Letting my body move.
Letting emotion move through color and texture and gesture.
Using materials I did not know how to control.
Following curiosity instead of perfection.
Allowing the process itself to inform the next step.

Creating through sensation, movement, intuition, and direct experience.

Without obsessing over the outcome.

Today I realized this feels connected to healing too.

Both creatively and relationally.

Because so much of my fear in relationships comes from trying to control outcomes.

Trying to guarantee belonging.
Trying to guarantee love.
Trying to guarantee safety.
Trying to guarantee I will not be abandoned or misunderstood.

Maybe healing does not come from finally becoming “enough.”

Healing comes from discovering I can stay connected to myself while imperfect.
While seen.
While vulnerable.
While uncertain.
While loved.
While misunderstood.
While inside relationship.
While not controlling the outcome.

I see this in my work too.

As a web and graphic designer, outcomes matter. Clients have visions. Branding matters. Functionality matters. When someone is very particular or does not like something I created, I can feel fear enter my body.

Freezing.
Self-consciousness.
Collapse.
Questioning myself.

It’s really hard to create when it’s clear someone doesn’t resonate with your ideas, and/or choices.

When I stop spiraling and return to the process, I make one tiny decision and another, one thing starts informing the next. I focus on one small piece at a time.

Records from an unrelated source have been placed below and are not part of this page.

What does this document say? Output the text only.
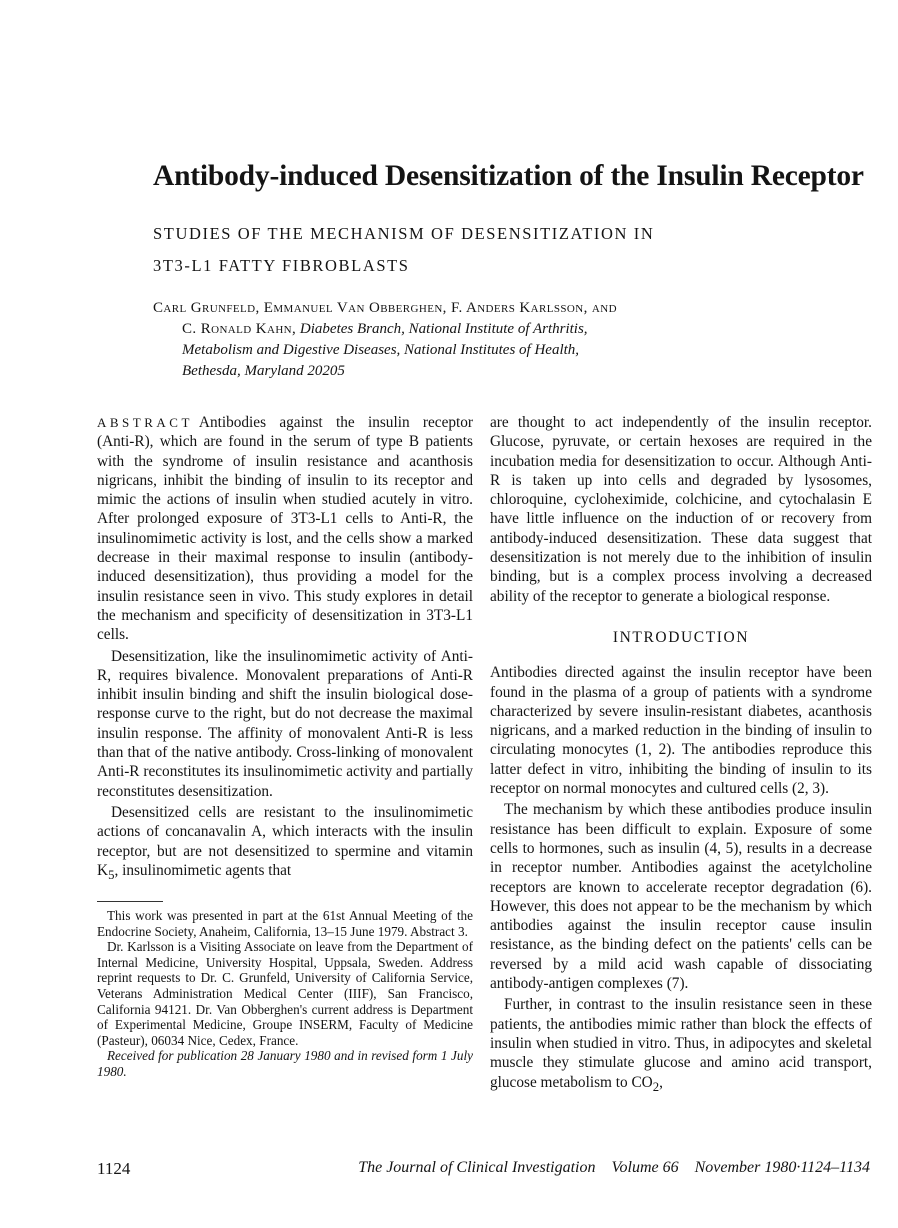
Antibody-induced Desensitization of the Insulin Receptor
STUDIES OF THE MECHANISM OF DESENSITIZATION IN
3T3-L1 FATTY FIBROBLASTS
Carl Grunfeld, Emmanuel Van Obberghen, F. Anders Karlsson, and
C. Ronald Kahn, Diabetes Branch, National Institute of Arthritis,
Metabolism and Digestive Diseases, National Institutes of Health,
Bethesda, Maryland 20205

ABSTRACT Antibodies against the insulin receptor (Anti-R), which are found in the serum of type B patients with the syndrome of insulin resistance and acanthosis nigricans, inhibit the binding of insulin to its receptor and mimic the actions of insulin when studied acutely in vitro. After prolonged exposure of 3T3-L1 cells to Anti-R, the insulinomimetic activity is lost, and the cells show a marked decrease in their maximal response to insulin (antibody-induced desensitization), thus providing a model for the insulin resistance seen in vivo. This study explores in detail the mechanism and specificity of desensitization in 3T3-L1 cells.

Desensitization, like the insulinomimetic activity of Anti-R, requires bivalence. Monovalent preparations of Anti-R inhibit insulin binding and shift the insulin biological dose-response curve to the right, but do not decrease the maximal insulin response. The affinity of monovalent Anti-R is less than that of the native antibody. Cross-linking of monovalent Anti-R reconstitutes its insulinomimetic activity and partially reconstitutes desensitization.

Desensitized cells are resistant to the insulinomimetic actions of concanavalin A, which interacts with the insulin receptor, but are not desensitized to spermine and vitamin $K_5$, insulinomimetic agents that

are thought to act independently of the insulin receptor. Glucose, pyruvate, or certain hexoses are required in the incubation media for desensitization to occur. Although Anti-R is taken up into cells and degraded by lysosomes, chloroquine, cycloheximide, colchicine, and cytochalasin E have little influence on the induction of or recovery from antibody-induced desensitization. These data suggest that desensitization is not merely due to the inhibition of insulin binding, but is a complex process involving a decreased ability of the receptor to generate a biological response.

INTRODUCTION

Antibodies directed against the insulin receptor have been found in the plasma of a group of patients with a syndrome characterized by severe insulin-resistant diabetes, acanthosis nigricans, and a marked reduction in the binding of insulin to circulating monocytes (1, 2). The antibodies reproduce this latter defect in vitro, inhibiting the binding of insulin to its receptor on normal monocytes and cultured cells (2, 3).

The mechanism by which these antibodies produce insulin resistance has been difficult to explain. Exposure of some cells to hormones, such as insulin (4, 5), results in a decrease in receptor number. Antibodies against the acetylcholine receptors are known to accelerate receptor degradation (6). However, this does not appear to be the mechanism by which antibodies against the insulin receptor cause insulin resistance, as the binding defect on the patients' cells can be reversed by a mild acid wash capable of dissociating antibody-antigen complexes (7).

Further, in contrast to the insulin resistance seen in these patients, the antibodies mimic rather than block the effects of insulin when studied in vitro. Thus, in adipocytes and skeletal muscle they stimulate glucose and amino acid transport, glucose metabolism to $CO_2$,

This work was presented in part at the 61st Annual Meeting of the Endocrine Society, Anaheim, California, 13–15 June 1979. Abstract 3.

Dr. Karlsson is a Visiting Associate on leave from the Department of Internal Medicine, University Hospital, Uppsala, Sweden. Address reprint requests to Dr. C. Grunfeld, University of California Service, Veterans Administration Medical Center (IIIF), San Francisco, California 94121. Dr. Van Obberghen's current address is Department of Experimental Medicine, Groupe INSERM, Faculty of Medicine (Pasteur), 06034 Nice, Cedex, France.

Received for publication 28 January 1980 and in revised form 1 July 1980.

1124	The Journal of Clinical Investigation Volume 66 November 1980·1124–1134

I get out of the way enough for flow to emerge again.

The difference between creating from fear and creating from trust feels enormous.

Not blind trust, not denial or bypassing.

Trust that I do not have to fragment myself in order to participate in life.

One of the most important things I see now is that I actually have less fear than I used to.

Less fear of depression.
Less fear of mental illness.
Less fear of being alone.
Less fear of dying.

The places where fear still feels strongest are around intimacy, vulnerability, being seen, being naked emotionally and physically, and staying connected to myself while deeply connected to another person.

My deepest fear may not actually be rejection. It may be losing myself.

Leaving my center.
Overriding my body.
Abandoning my truth in order to preserve connection.

The fear system keeps asking:
How do I guarantee safety and belonging?

I am slowly discovering another possibility. What if belonging does not come from abandoning myself enough to maintain connection?

What if real belonging only becomes possible when I stay connected to myself while relating to others?

What if fear is not meant to completely disappear, but to stop organizing my entire experience of being alive?

We are alive.
This is what we know.

Maybe the practice is learning how to create from here instead of from fear.